On my 1LT I currently have auto unlock turned on, but it only works when putting the car into park. On my sister's Tahoe and her old Trailblazers, the auto unlock works when removing the key, which I prefer. Is there any way to set the Cruze to do the same? I checked the vehicle preferences and the only options I found were to set auto unlock as "all doors", "driver door", or "off".


----------



## 72buickgs (Mar 20, 2011)

i think that u are out of luck.


----------



## MaximusPrime (Mar 23, 2011)

Yeah. Don't think this feature can be changed or altered in any way. Maybe you can find a way to mod it yourself, but I don't see how.


----------



## scaredpoet (Nov 29, 2010)

Actually, I prefer it this way. I had a 2002 Pontiac that had auto unlock when you turned the ignition off, and I discovered that a surprising number of people like to hop out of a car before you've even got the engine off, and they get a little bewildered when on the first tug of the door handle on a door they didn't lock themselves, nothing happens.


----------



## Burtess (Apr 7, 2011)

On my LS with MT the doors unlock when I pull the key out, otherwise they stay locked.

Burt


----------



## Drew1985 (Mar 13, 2011)

mick3Y said:


> On my 1LT I currently have auto unlock turned on, but it only works when putting the car into park. On my sister's Tahoe and her old Trailblazers, the auto unlock works when removing the key, which I prefer. Is there any way to set the Cruze to do the same? I checked the vehicle preferences and the only options I found were to set auto unlock as "all doors", "driver door", or "off".


yea I would prefer the option because at times when im in traffic or a long light I might put the car in park.


----------



## Simone (Dec 10, 2014)

Just because I put my car in park certainly doesn't mean I now want to give everyone outside instant access to me, my purse or my grandson.
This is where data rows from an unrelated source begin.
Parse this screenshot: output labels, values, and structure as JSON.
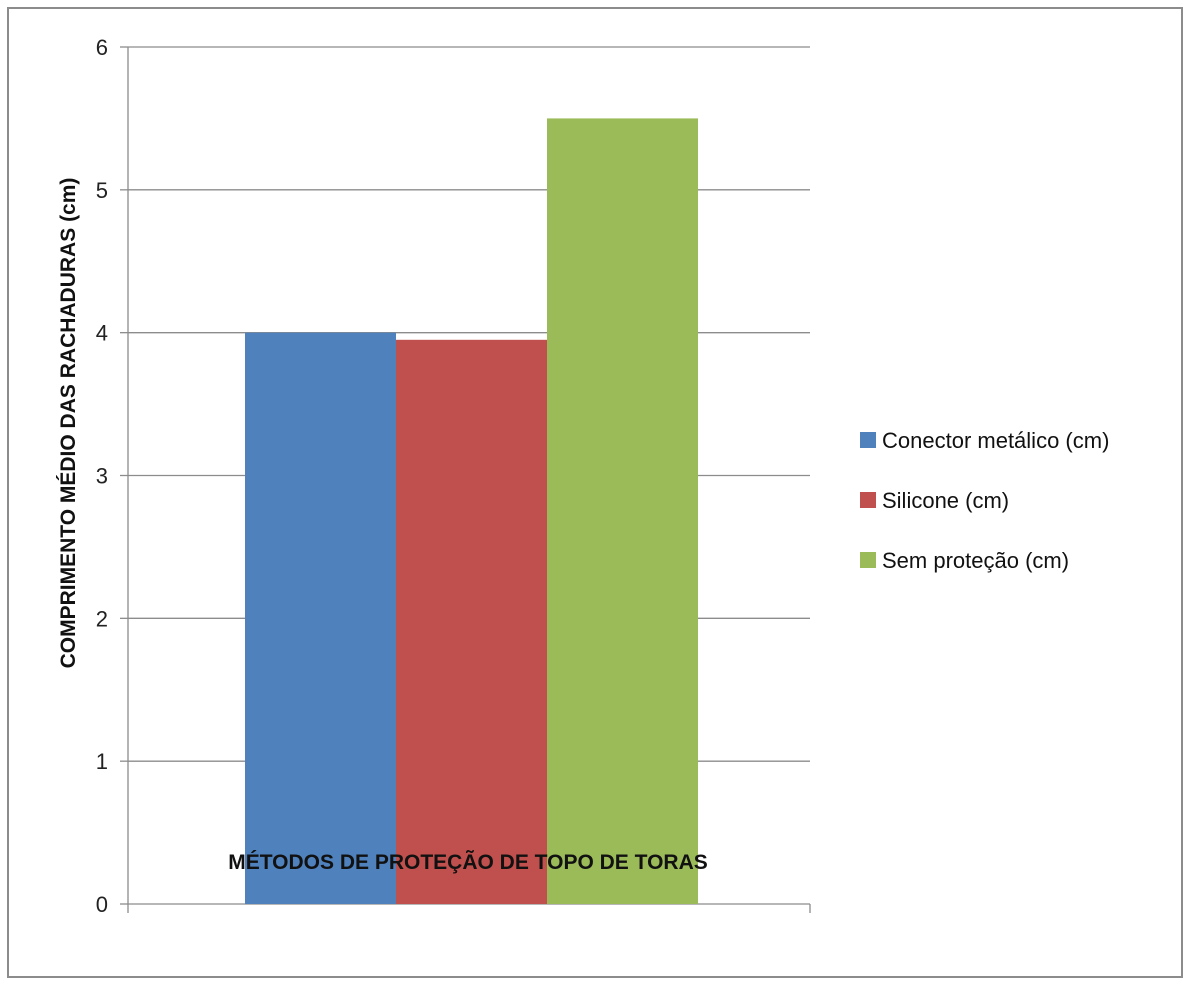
{
  "chart_data": {
    "type": "bar",
    "title": "",
    "xlabel": "MÉTODOS DE PROTEÇÃO DE TOPO DE TORAS",
    "ylabel": "COMPRIMENTO MÉDIO DAS RACHADURAS (cm)",
    "ylim": [
      0,
      6
    ],
    "yticks": [
      0,
      1,
      2,
      3,
      4,
      5,
      6
    ],
    "ytick_labels": [
      "0",
      "1",
      "2",
      "3",
      "4",
      "5",
      "6"
    ],
    "grid": true,
    "legend_position": "right",
    "categories": [
      ""
    ],
    "series": [
      {
        "name": "Conector metálico (cm)",
        "values": [
          4.0
        ],
        "color": "#4f81bd"
      },
      {
        "name": "Silicone (cm)",
        "values": [
          3.95
        ],
        "color": "#c0504d"
      },
      {
        "name": "Sem proteção (cm)",
        "values": [
          5.5
        ],
        "color": "#9bbb59"
      }
    ]
  }
}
It's a stupid feature. I need to be able to put my car in park and the doors remain locked until I decide to unlock them.


----------



## spacedout (Dec 7, 2010)

Simone said:


> Just because I put my car in park certainly doesn't mean I now want to give everyone outside instant access to me, my purse or my grandson. It's a stupid feature. I need to be able to put my car in park and the doors remain locked until I decide to unlock them.
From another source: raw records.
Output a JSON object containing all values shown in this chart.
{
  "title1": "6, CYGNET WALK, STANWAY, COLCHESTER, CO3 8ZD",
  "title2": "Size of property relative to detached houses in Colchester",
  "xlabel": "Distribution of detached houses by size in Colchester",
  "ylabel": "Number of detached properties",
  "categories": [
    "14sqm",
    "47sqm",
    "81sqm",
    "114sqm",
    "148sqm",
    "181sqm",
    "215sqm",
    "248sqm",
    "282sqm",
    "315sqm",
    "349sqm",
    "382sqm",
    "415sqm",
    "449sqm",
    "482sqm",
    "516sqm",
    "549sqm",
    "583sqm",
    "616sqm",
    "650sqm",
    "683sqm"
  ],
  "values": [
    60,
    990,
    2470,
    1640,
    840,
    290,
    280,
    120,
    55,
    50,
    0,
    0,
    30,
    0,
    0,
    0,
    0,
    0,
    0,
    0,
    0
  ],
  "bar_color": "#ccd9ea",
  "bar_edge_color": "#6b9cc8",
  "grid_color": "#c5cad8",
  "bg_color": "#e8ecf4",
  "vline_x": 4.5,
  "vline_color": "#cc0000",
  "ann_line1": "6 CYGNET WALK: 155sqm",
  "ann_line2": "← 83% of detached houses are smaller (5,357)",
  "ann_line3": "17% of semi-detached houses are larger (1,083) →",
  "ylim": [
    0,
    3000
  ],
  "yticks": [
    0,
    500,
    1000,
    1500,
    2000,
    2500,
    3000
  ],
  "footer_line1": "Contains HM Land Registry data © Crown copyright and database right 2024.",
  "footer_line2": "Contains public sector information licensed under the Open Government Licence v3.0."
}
There are settings for these features you can change via the car stereo. This has to be done with the car off. On my non-mylink stereo I just hit the config button to access these vehicle settings.


----------



## Merc6 (Jun 8, 2013)

I disabled auto lock on my man trans MyLink equipt 13. When I reset the radio and forget to go back and undo the defaults, it unlocks when I turn the car off. Unless you have child door/window locks on, 2 tugs of the door handle gets you out of the car vs 1 tug you would get on a Ford. I kinda like that 2 pull feature like half **** on the hammer pull of a Beretta pistol, as it gives you a chance to scream at the kid that is trying to just open a door in a parking lot and cars are pulling into that spot next to you.


----------